En Gaule romaine, les Francs qui ont pris le pouvoir étaient aux débuts de connivence avec Rome et l'Empire romain. Dans l'Europe occupée et dominée par les Nazis, le nombre de collaborateurs était effarant. Lorsque les Nazis ont perdu la guerre, il fallait voir le nombre de résistants augmenter d'une manière exponentielle. La nature humaine fuit les risques et se range du côté des gagnants. Comme toujours, les pauvres dépourvus de défense se retrouvent les mains vides.

Certes, on peut observer un certain éveil au Québec et au Canada anglais. Cet éveil est lié au niveau d'instruction plus élevé des classes moyennes et aux communications par Internet. Les révolutions sont toujours le fait des classes moyennes instruites, responsables et capables de sacrifices jusqu'à la dernière limite. Les autres suivent comme des moutons. Je l'ai appris par expérience.

Le contexte et les situations qui se présentent ne sont plus ce qu'ils étaient ìl y a dix, vingt ou trente ans. Voyez les crises économiques graves qui se déroulent en Amérique du Nord, en Europe et ailleurs dans le monde. Elles résultent du capitalisme sauvage et du libéralisme à outrance, la mentalité du pouvoir pour le pouvoir et pour l'argent.

Dans cette conjecture, Gilles Duceppe peut s'exprimer d'une manière plus articulée que jadis Jacques Parizeau devant l'Economic Club de Toronto, qui n'a plus rien à dire en attendant que l'argent et le pouvoir changent de mains.

La question demeure toujours la même : Est-ce que Québécois et Ontariens auront le courage et la détermination de prendre le pouvoir pour l'intérêt général, sans crainte de représailles?

La Saskatchewan et le Yukon s'imposent.
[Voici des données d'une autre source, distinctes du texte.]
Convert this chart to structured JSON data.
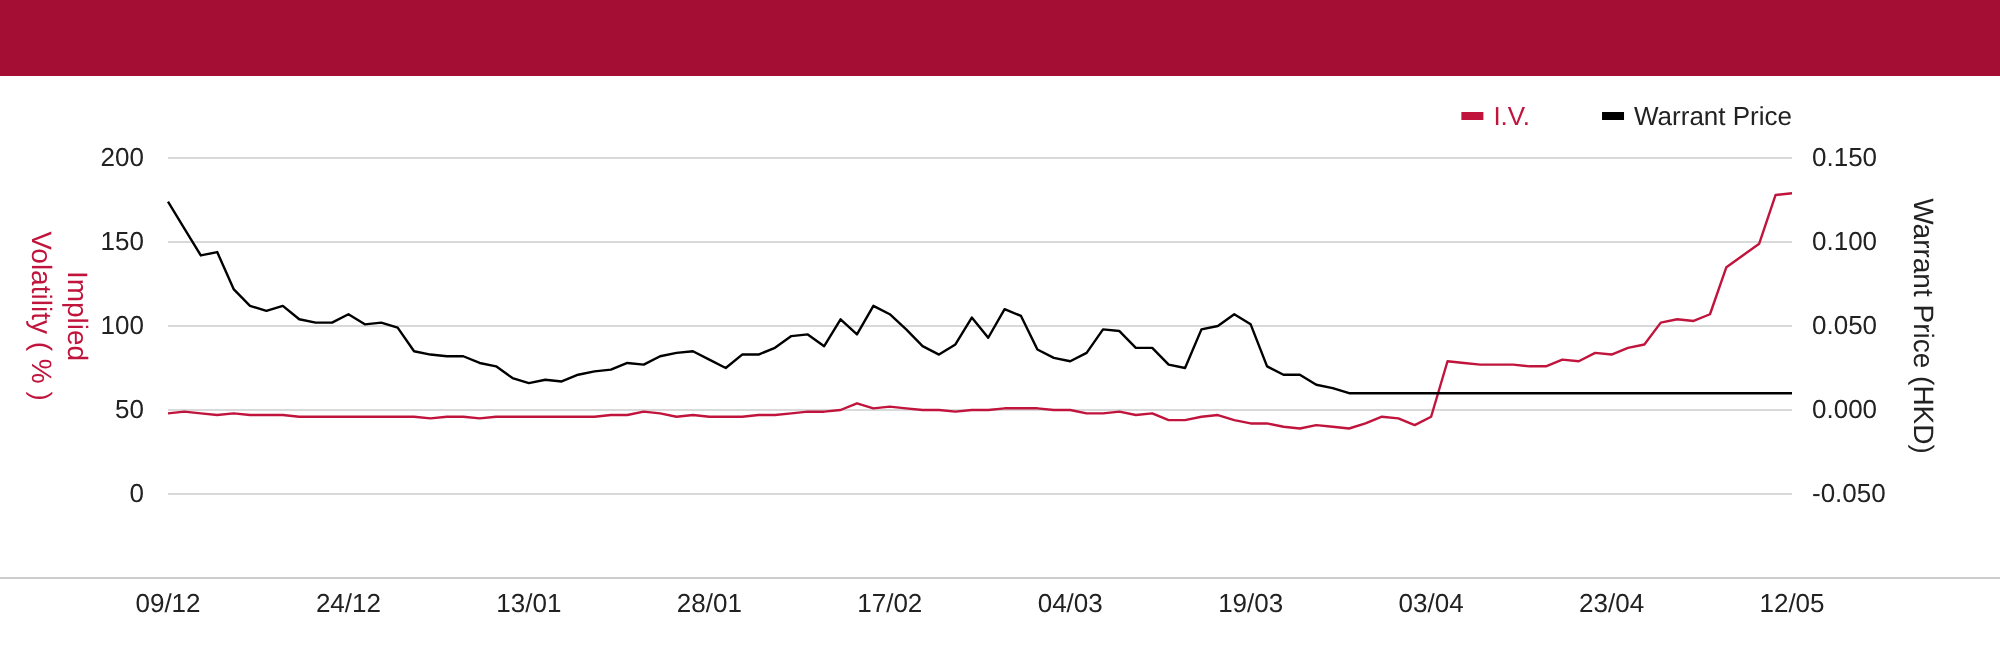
{
  "chart_data": {
    "type": "line",
    "categories": [
      "09/12",
      null,
      null,
      null,
      null,
      null,
      null,
      null,
      null,
      null,
      null,
      "24/12",
      null,
      null,
      null,
      null,
      null,
      null,
      null,
      null,
      null,
      null,
      "13/01",
      null,
      null,
      null,
      null,
      null,
      null,
      null,
      null,
      null,
      null,
      "28/01",
      null,
      null,
      null,
      null,
      null,
      null,
      null,
      null,
      null,
      null,
      "17/02",
      null,
      null,
      null,
      null,
      null,
      null,
      null,
      null,
      null,
      null,
      "04/03",
      null,
      null,
      null,
      null,
      null,
      null,
      null,
      null,
      null,
      null,
      "19/03",
      null,
      null,
      null,
      null,
      null,
      null,
      null,
      null,
      null,
      null,
      "03/04",
      null,
      null,
      null,
      null,
      null,
      null,
      null,
      null,
      null,
      null,
      "23/04",
      null,
      null,
      null,
      null,
      null,
      null,
      null,
      null,
      null,
      null,
      "12/05"
    ],
    "series": [
      {
        "name": "I.V.",
        "color": "#c0143c",
        "axis": "y",
        "values": [
          48,
          49,
          48,
          47,
          48,
          47,
          47,
          47,
          46,
          46,
          46,
          46,
          46,
          46,
          46,
          46,
          45,
          46,
          46,
          45,
          46,
          46,
          46,
          46,
          46,
          46,
          46,
          47,
          47,
          49,
          48,
          46,
          47,
          46,
          46,
          46,
          47,
          47,
          48,
          49,
          49,
          50,
          54,
          51,
          52,
          51,
          50,
          50,
          49,
          50,
          50,
          51,
          51,
          51,
          50,
          50,
          48,
          48,
          49,
          47,
          48,
          44,
          44,
          46,
          47,
          44,
          42,
          42,
          40,
          39,
          41,
          40,
          39,
          42,
          46,
          45,
          41,
          46,
          79,
          78,
          77,
          77,
          77,
          76,
          76,
          80,
          79,
          84,
          83,
          87,
          89,
          102,
          104,
          103,
          107,
          135,
          142,
          149,
          178,
          179
        ]
      },
      {
        "name": "Warrant Price",
        "color": "#000000",
        "axis": "y2",
        "values": [
          0.124,
          0.108,
          0.092,
          0.094,
          0.072,
          0.062,
          0.059,
          0.062,
          0.054,
          0.052,
          0.052,
          0.057,
          0.051,
          0.052,
          0.049,
          0.035,
          0.033,
          0.032,
          0.032,
          0.028,
          0.026,
          0.019,
          0.016,
          0.018,
          0.017,
          0.021,
          0.023,
          0.024,
          0.028,
          0.027,
          0.032,
          0.034,
          0.035,
          0.03,
          0.025,
          0.033,
          0.033,
          0.037,
          0.044,
          0.045,
          0.038,
          0.054,
          0.045,
          0.062,
          0.057,
          0.048,
          0.038,
          0.033,
          0.039,
          0.055,
          0.043,
          0.06,
          0.056,
          0.036,
          0.031,
          0.029,
          0.034,
          0.048,
          0.047,
          0.037,
          0.037,
          0.027,
          0.025,
          0.048,
          0.05,
          0.057,
          0.051,
          0.026,
          0.021,
          0.021,
          0.015,
          0.013,
          0.01,
          0.01,
          0.01,
          0.01,
          0.01,
          0.01,
          0.01,
          0.01,
          0.01,
          0.01,
          0.01,
          0.01,
          0.01,
          0.01,
          0.01,
          0.01,
          0.01,
          0.01,
          0.01,
          0.01,
          0.01,
          0.01,
          0.01,
          0.01,
          0.01,
          0.01,
          0.01,
          0.01
        ]
      }
    ],
    "ylabel": "Implied Volatility ( % )",
    "y2label": "Warrant Price (HKD)",
    "ylim": [
      -50,
      200
    ],
    "yticks": [
      {
        "value": -50,
        "label": null
      },
      0,
      50,
      100,
      150,
      200
    ],
    "y2lim": [
      -0.1,
      0.15
    ],
    "y2ticks": [
      {
        "value": -0.1,
        "label": null
      },
      {
        "value": -0.05,
        "label": "-0.050"
      },
      {
        "value": 0,
        "label": "0.000"
      },
      {
        "value": 0.05,
        "label": "0.050"
      },
      {
        "value": 0.1,
        "label": "0.100"
      },
      {
        "value": 0.15,
        "label": "0.150"
      }
    ],
    "grid": "y",
    "legend": "top right",
    "marker": "none",
    "line_style": "solid"
  }
}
Pourquoi pas les autres?

Je me demande ce que feront Terre Neuve et la Nouvelle Écosse?

Quant à l'Alberta et la Colombie Britannique, ils appartiennent déjà à l'Argent, comme le Québec libéral est déjà promis à Gazprom avec son projet de port méthanier à Lévis.

Pourquoi est-ce que Gazprom, le géant russe, n'est pas allé à Portland, ou Bangor Maine pour son projet? C'est en face de l'océan et la navigation est praticable l'année longue. De plus,le territoire appalachien et montagneux du Maine offre des garanties de protection naturelle que ne peut offrir le Saint Laurent, dont l'écologie est plus vulnérable.

Gilles Duceppe voit le vent changer. Espérons que les rapports de force vont continuer de se déplacer de manière à obliger beaucoup de monde à mettre l'argent à sa place.

JRMS

Featured 751d93ca198caacf4590a022022f5bc8

René Marcel Sauvé217 articles

  • 249 336

J. René Marcel Sauvé, géographe spécialisé en géopolitique et en polémologie, a fait ses études de base à l’institut de géographie de l’Université de Montréal. En même temps, il entreprit dans l’armée canadienne une carrière de 28 ans qui le conduisit en Europe, en Afrique occidentale et au Moyen-Orient. Poursuivant études et carrière, il s’inscrivit au département d’histoire de l’Université de Londres et fit des études au Collège Métropolitain de Saint-Albans. Il fréquenta aussi l’Université de Vienne et le Geschwitzer Scholl Institut Für Politische Wissenschaft à Munich. Il est l'auteur de [{Géopolitique et avenir du Québec et Québec, carrefour des empires}->http://www.quebeclibre.net/spip.php?article248].





Laissez un commentaire



4 commentaires

  • Archives de Vigile Répondre

    8 octobre 2008

    Monsieur Sauvé, j,ai lu avec intérêt votre livre ¨La géopolitique et l'avenir...¨Je m'apprête à lire le carrefour des empires. J,aimerais connaître votre impression personnelle sur l'article que je vous ai envoyé et qui ne parait pas , Est-elle trop optimiste pour les sommes que nous récupérerions d'Ottawa avec toute notre fiscalité en devenant indépendant? Une réponse personnelle ferait plaisir.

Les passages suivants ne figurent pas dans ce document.